Lucene is a search library that is integrated into larger projects - like ArangoDB and Elasticsearch. The command line tools for it are 1) dated 2) often unsupported 3) complex to install, with both ChatGPT and Claude hallucinating badly when presented with this problem.
Again reading between the lines, both of those LLMs have ingested the same set of instructions using a specific version - Lucene 9.1.3. I think they got it from a Stack Exchange post and I don’t think the solution was complete. It appears someone offered a complex, well documented problem, and then received a couple suggestions, none of which were complete.
As a longtime Unix user, I’m used to eyeballing partial solutions and picking a path through them. The LLMs are just lying in a plausible fashion when queried about this problem.
Tinkering:
After much fiddling, I can unpack and read an MTGL file and I mastered the older MTGX format, which contains a simple GraphML file, rather than the cluster of Lucene indices in the newer format. There is still a LOT to be done and it’s going to be fragmentary, because it’ll be just command line tools for handling large groups of these files, not some smooth vertically integrated thing.
I do want the MAGA Meltdown graph information into ArangoDB format, with the linked URLs pulled as PDF or something, so it becomes a proper LLM+knowledge graph. That wasn’t in reach yesterday morning, now it most certainly is. The question is how far I’m going to go in smoothing the process. I may just get some minimal bits of code together and leave the Maltego2Arango as a starting point, with the assumption that anyone who needs this sort of thing is going to have a customization job ahead of them.
What would make more sense, at least for me, is getting some transforms going that can pull data FROM ArangoDB. Once things become bi-directional, then I’d have something. But the problem is monetization … no point to building complex infrastructure if I can’t get paid using it, right?
Conclusion:
Neither Claude nor ChatGPT did very well on this problem, but they were very valuable in their failure modes. I saw what they could not do, they … put some bounds around where I had to look for answers. It’s like that peer reviewed science thing - negative results still ARE results, they can keep you out of the weeds.

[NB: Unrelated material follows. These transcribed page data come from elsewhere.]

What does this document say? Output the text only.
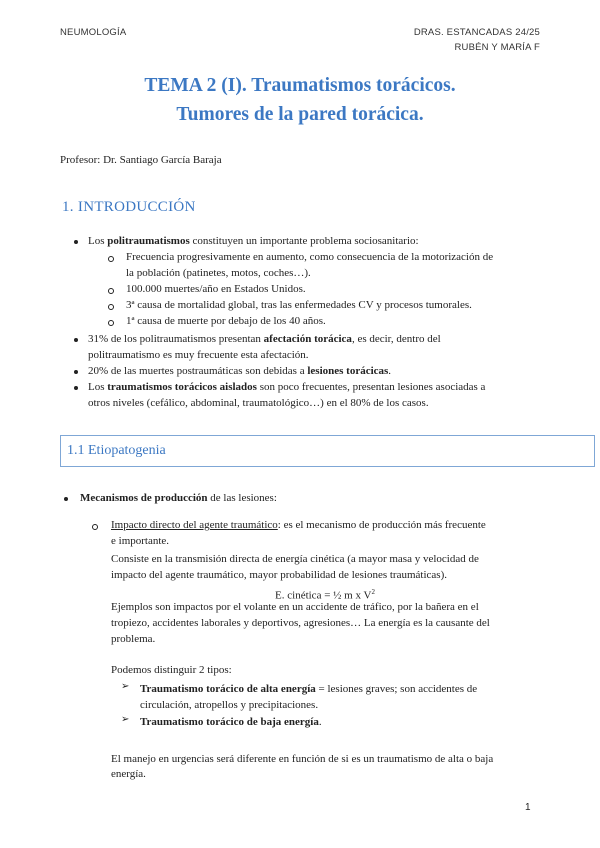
NEUMOLOGÍA	DRAS. ESTANCADAS 24/25
RUBÉN Y MARÍA F
TEMA 2 (I). Traumatismos torácicos.
Tumores de la pared torácica.
Profesor: Dr. Santiago García Baraja
1. INTRODUCCIÓN
Los politraumatismos constituyen un importante problema sociosanitario:
Frecuencia progresivamente en aumento, como consecuencia de la motorización de
la población (patinetes, motos, coches…).
100.000 muertes/año en Estados Unidos.
3ª causa de mortalidad global, tras las enfermedades CV y procesos tumorales.
1ª causa de muerte por debajo de los 40 años.
31% de los politraumatismos presentan afectación torácica, es decir, dentro del
politraumatismo es muy frecuente esta afectación.
20% de las muertes postraumáticas son debidas a lesiones torácicas.
Los traumatismos torácicos aislados son poco frecuentes, presentan lesiones asociadas a
otros niveles (cefálico, abdominal, traumatológico…) en el 80% de los casos.
1.1 Etiopatogenia
Mecanismos de producción de las lesiones:
Impacto directo del agente traumático: es el mecanismo de producción más frecuente
e importante.
Consiste en la transmisión directa de energía cinética (a mayor masa y velocidad de
impacto del agente traumático, mayor probabilidad de lesiones traumáticas).
E. cinética = ½ m x $V^2$
Ejemplos son impactos por el volante en un accidente de tráfico, por la bañera en el
tropiezo, accidentes laborales y deportivos, agresiones… La energía es la causante del
problema.
Podemos distinguir 2 tipos:
➢ Traumatismo torácico de alta energía = lesiones graves; son accidentes de
circulación, atropellos y precipitaciones.
➢ Traumatismo torácico de baja energía.
El manejo en urgencias será diferente en función de si es un traumatismo de alta o baja
energía.
1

I have been holding off paying for the Claude Max subscription until I knew I had lots of coding queued up. I’m also dealing with some health stuff that has me moving slowly. I have another doctor’s thing on the 17th and once that’s done I’ll know if I’m going to be able to capitalize on having a $100/month programming assistant active.
Among the videos I’ve seen about AI and coding, a question has come up repeatedly - “If it’s good for development, where’s the FOSS?” I think that … what I see with AI is better for applying existing tooling, rather than creating it from scratch.
So I’ll grind a bit more on this, update the Maltego2Arango repo, and save the next person who comes along a great many hours of digging to get the basics in place.